Fourth World Sumo Championships with women participating - 2005, Osaka, Japan
- Openweight: Ekaterina Keyb, (Russia)

- Heavyweight: Sandra Köppen (Germany)
- MiddleWeight: Svetlana Panteleeva (Russia)
- Lightweight: Satomi Ishigaya (Japan)
Recently, female Sumo seemed to attract the most attention of the media - the number of essays, reports and interview regarding the topic seems to exceed the number of such publications about the rest of female combative sports (see, for example, the section Digest). Howeverm this noble martial art and combat sport sometimes is considered as a show designed for demonstration of plentiful female flesh.

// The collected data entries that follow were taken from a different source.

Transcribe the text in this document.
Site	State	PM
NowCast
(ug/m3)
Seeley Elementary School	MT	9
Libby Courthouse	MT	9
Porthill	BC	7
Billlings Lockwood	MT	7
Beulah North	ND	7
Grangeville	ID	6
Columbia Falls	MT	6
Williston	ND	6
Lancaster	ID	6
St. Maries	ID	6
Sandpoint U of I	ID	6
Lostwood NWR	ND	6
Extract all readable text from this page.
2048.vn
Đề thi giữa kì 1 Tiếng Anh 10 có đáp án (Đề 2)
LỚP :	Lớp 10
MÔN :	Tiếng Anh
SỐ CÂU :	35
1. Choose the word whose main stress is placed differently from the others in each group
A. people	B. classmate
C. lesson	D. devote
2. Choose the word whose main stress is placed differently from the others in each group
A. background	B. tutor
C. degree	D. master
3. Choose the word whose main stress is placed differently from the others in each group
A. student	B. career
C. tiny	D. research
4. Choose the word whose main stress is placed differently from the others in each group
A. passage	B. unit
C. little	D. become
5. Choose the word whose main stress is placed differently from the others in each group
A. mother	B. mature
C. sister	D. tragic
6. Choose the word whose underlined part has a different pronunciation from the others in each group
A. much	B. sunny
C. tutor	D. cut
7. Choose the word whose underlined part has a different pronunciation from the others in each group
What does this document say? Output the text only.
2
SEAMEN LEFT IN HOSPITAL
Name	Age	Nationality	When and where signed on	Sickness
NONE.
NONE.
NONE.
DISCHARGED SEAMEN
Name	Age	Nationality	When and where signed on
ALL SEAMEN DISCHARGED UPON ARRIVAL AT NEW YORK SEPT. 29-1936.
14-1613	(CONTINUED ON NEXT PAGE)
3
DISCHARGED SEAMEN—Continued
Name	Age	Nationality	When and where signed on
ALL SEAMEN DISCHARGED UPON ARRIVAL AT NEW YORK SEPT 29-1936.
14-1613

So, what the reason of that high attention to women's Sumo? According to heavyweight Sumotori Olesya Kovalenko, this form of wrestling is the most natural for women since in a spontaneous skirmish they often use shoves and pushes. At the same time, she categorically disapproves women participating in weightlifting. She also considers Sumo to be a very sexy sport. In this connection, it should be noted that even a traditional man-Sumotori looks like a plump woman (let those noble people excuse us). The more so wrestling of real plump ladies is simply a feast of female element and female flesh. It's quite possible that Sumo is the most harmonious and spectacular style of female combative sports and it is more than the others right for women. The body contact is not that tight and there are no pouncing, holds and clutches, so possibilities of traumas of breasts and other fragile female parts is minimized. Heavyweights not only don't feel any discomfort but also have advantages. Besides, unlike other combative sports, Sumo moves are not too abrupt which better matches women's nature. No wonder, Sumo is becoming extremely popular women's sport and fun.

Sumo is exceptionally popular amateur self-organized entertainment, a form of fungrappling. It is easy going, straightforward and non-violent contest, in which women feel themselves comfortable. People of any bodily constitution, particularly overweighed people are welcomed in amateur Sumo.

Sid Hoare, president of the British Sumo Association, knows that female recruitment can be pretty difficult. He claims that it's difficult to get women doing Sumo. You can't go up to a woman and say, "Hey, I think you'd be good at Sumo."
However, the most of female Sumotori look very feminine, especially when competing each other.